2. You do not want to use SSH forwarding.

ssh into your instance and edit your code-server config file to use a randomly generated self signed certificate:

```bash
# Replaces "cert: false" with "cert: true" in the code-server config.
sed -i.bak 's/cert: false/cert: true/' ~/.config/code-server/config.yaml
# Replaces "bind-addr: 127.0.0.1:8080" with "bind-addr: 0.0.0.0:443" in the code-server config.
sed -i.bak 's/bind-addr: 127.0.0.1:8080/bind-addr: 0.0.0.0:443/' ~/.config/code-server/config.yaml
# Allows code-server to listen on port 443.
sudo setcap cap_net_bind_service=+ep /usr/lib/code-server/lib/node
```

Assuming you have been following the guide, restart `code-server` with:

```bash
sudo systemctl restart code-server@$USER
```

Edit your instance and checkmark the allow HTTPS traffic option.

Visit `https://<your-instance-ip>` to access `code-server`.
You'll get a warning when accessing but if you click through you should be good.

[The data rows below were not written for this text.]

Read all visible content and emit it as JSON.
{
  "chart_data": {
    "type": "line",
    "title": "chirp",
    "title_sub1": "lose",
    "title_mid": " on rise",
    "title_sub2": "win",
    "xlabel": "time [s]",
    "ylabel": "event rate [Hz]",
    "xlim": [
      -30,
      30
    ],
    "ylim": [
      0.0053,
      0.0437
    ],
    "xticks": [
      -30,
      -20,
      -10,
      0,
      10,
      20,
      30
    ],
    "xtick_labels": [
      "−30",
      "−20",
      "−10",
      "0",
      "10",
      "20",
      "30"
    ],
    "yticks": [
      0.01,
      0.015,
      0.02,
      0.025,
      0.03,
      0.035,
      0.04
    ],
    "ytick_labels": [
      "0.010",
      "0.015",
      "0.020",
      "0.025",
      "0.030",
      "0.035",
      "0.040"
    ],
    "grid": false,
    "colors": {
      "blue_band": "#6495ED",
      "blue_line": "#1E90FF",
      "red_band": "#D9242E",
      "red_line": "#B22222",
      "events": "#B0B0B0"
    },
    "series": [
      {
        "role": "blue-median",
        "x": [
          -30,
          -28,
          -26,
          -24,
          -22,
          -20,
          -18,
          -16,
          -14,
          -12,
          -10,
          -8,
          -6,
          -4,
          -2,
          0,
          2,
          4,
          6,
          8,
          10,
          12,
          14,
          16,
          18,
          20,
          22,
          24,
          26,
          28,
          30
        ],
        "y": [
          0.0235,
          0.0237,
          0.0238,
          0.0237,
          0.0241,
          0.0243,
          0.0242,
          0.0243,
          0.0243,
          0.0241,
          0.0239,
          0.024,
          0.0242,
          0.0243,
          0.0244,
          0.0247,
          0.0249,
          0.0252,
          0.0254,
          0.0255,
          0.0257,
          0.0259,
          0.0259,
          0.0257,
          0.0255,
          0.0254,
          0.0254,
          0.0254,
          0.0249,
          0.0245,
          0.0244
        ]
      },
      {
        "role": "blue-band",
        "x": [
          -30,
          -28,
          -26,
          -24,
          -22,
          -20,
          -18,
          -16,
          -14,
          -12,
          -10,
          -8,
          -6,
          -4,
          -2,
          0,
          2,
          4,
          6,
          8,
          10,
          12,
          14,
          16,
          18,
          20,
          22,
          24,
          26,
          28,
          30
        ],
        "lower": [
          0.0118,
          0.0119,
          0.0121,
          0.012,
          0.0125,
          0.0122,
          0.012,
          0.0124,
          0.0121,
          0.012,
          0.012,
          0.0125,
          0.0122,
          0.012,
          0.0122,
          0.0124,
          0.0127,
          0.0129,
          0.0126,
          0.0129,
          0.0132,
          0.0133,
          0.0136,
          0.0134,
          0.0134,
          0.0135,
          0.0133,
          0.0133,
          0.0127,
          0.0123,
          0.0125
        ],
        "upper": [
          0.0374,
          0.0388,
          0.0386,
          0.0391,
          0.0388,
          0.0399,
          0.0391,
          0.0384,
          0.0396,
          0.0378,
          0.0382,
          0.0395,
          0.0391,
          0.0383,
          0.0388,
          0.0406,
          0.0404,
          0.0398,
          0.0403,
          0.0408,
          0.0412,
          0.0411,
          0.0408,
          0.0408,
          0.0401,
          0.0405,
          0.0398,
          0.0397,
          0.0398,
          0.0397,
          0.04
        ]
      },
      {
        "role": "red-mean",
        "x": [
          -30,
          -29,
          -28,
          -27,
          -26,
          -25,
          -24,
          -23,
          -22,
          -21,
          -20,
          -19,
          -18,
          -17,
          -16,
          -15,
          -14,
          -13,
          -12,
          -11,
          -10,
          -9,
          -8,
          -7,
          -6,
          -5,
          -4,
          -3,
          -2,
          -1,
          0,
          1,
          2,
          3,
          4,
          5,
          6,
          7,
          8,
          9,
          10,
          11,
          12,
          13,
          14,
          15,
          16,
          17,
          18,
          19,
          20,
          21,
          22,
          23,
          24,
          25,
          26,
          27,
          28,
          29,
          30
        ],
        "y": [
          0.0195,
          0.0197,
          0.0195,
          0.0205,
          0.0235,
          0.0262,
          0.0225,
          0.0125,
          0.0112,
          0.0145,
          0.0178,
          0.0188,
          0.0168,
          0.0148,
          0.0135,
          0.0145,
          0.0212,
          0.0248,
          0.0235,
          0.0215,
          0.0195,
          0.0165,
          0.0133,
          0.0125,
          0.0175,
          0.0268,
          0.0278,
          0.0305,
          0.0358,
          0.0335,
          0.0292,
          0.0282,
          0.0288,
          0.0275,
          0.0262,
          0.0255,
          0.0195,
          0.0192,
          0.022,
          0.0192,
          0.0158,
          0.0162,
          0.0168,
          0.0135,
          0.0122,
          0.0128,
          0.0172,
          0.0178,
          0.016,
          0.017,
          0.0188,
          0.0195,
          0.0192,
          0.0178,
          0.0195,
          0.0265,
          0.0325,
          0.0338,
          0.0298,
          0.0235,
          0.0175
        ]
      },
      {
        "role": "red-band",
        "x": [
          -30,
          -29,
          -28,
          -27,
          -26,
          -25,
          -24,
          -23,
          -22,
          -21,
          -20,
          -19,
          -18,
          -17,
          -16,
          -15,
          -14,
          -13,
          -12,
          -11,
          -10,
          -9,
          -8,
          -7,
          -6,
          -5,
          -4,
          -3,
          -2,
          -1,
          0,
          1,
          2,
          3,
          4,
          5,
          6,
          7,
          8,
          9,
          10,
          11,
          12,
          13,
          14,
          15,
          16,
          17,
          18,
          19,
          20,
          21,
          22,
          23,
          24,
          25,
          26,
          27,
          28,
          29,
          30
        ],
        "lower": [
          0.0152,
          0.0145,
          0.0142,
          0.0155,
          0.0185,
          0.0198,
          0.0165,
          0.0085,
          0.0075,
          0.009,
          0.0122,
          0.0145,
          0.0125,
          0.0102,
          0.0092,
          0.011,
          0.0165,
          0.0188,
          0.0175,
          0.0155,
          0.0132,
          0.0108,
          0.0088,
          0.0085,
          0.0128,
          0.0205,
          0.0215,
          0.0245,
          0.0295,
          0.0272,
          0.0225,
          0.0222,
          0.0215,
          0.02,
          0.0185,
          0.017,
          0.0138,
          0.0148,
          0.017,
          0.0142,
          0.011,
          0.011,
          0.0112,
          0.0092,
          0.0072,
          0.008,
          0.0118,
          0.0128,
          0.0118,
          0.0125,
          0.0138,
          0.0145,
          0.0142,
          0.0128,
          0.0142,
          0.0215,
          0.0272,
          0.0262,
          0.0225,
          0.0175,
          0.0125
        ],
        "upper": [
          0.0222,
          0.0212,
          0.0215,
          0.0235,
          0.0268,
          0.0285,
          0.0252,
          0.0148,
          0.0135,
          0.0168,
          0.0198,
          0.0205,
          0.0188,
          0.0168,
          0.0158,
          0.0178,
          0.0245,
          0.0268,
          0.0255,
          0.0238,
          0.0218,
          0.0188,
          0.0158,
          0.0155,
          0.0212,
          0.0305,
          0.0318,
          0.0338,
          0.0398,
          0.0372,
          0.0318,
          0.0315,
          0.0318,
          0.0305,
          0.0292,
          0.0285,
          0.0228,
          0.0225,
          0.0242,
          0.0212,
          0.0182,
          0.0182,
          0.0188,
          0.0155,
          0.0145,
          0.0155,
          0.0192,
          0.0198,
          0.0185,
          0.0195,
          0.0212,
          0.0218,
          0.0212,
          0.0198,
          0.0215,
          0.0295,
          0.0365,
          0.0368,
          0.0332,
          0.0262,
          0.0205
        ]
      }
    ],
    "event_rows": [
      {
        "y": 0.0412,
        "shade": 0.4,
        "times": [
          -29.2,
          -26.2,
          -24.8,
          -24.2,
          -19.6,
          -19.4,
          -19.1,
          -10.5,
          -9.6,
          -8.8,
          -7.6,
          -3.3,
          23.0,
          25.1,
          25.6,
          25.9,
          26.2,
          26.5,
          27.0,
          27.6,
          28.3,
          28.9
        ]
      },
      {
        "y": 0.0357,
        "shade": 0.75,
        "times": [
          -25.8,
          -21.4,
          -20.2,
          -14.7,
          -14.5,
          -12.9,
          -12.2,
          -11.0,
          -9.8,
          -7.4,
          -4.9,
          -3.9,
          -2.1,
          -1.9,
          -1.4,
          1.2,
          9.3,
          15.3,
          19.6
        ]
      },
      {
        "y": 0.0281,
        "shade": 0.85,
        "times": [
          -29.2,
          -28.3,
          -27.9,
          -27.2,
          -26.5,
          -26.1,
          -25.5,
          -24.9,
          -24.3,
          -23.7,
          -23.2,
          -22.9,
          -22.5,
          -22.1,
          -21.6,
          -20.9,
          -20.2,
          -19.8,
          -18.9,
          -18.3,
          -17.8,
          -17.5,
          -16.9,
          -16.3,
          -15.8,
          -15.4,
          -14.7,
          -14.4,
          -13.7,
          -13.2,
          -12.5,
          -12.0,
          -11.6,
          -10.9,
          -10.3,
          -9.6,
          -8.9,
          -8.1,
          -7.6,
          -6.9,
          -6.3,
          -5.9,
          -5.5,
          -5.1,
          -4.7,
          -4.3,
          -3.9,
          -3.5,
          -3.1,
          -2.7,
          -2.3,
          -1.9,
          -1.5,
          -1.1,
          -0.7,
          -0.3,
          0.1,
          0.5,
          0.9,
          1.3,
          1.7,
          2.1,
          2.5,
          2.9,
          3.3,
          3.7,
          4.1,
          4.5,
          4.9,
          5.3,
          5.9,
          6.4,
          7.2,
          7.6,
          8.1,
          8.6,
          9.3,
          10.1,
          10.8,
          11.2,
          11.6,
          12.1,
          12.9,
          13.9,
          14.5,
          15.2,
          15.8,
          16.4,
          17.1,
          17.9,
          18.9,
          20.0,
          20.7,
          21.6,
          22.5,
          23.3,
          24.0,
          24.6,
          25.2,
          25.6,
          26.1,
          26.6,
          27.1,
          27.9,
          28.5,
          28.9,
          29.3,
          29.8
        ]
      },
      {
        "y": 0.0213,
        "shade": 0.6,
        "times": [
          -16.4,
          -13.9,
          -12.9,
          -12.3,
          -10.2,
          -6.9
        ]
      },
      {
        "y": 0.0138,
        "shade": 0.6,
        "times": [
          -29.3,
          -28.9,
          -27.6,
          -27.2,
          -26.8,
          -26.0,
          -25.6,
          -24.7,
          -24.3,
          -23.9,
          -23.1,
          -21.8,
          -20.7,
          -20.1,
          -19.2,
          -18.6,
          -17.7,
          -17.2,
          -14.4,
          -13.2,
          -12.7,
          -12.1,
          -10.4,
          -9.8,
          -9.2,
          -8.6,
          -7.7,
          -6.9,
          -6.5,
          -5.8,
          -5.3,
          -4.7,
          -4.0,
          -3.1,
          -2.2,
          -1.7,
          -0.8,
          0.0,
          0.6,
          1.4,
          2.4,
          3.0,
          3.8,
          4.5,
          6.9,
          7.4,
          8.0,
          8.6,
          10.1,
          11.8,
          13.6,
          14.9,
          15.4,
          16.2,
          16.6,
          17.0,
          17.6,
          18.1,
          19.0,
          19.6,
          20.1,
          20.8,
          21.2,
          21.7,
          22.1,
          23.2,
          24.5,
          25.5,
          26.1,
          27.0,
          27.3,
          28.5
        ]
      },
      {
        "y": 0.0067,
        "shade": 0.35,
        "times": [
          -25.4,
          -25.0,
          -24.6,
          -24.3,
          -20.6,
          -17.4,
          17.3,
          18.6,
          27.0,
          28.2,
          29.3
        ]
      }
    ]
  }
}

To avoid the warnings, you can use [mkcert](https://mkcert.dev) to create a self signed certificate
trusted by your OS and then pass it into `code-server` via the `cert` and `cert-key` config
fields.

### Change the password?

Edit the `password` field in the `code-server` config file at `~/.config/code-server/config.yaml`
and then restart `code-server` with:

```bash
sudo systemctl restart code-server@$USER
```

Alternatively, you can specify the SHA-256 of your password at the `hashed-password` field in the config file.
The `hashed-password` field takes precedence over `password`.

### How do I securely access development web services?

If you're working on a web service and want to access it locally, `code-server` can proxy it for you.

See the [FAQ](./FAQ.md#how-do-i-securely-access-web-services).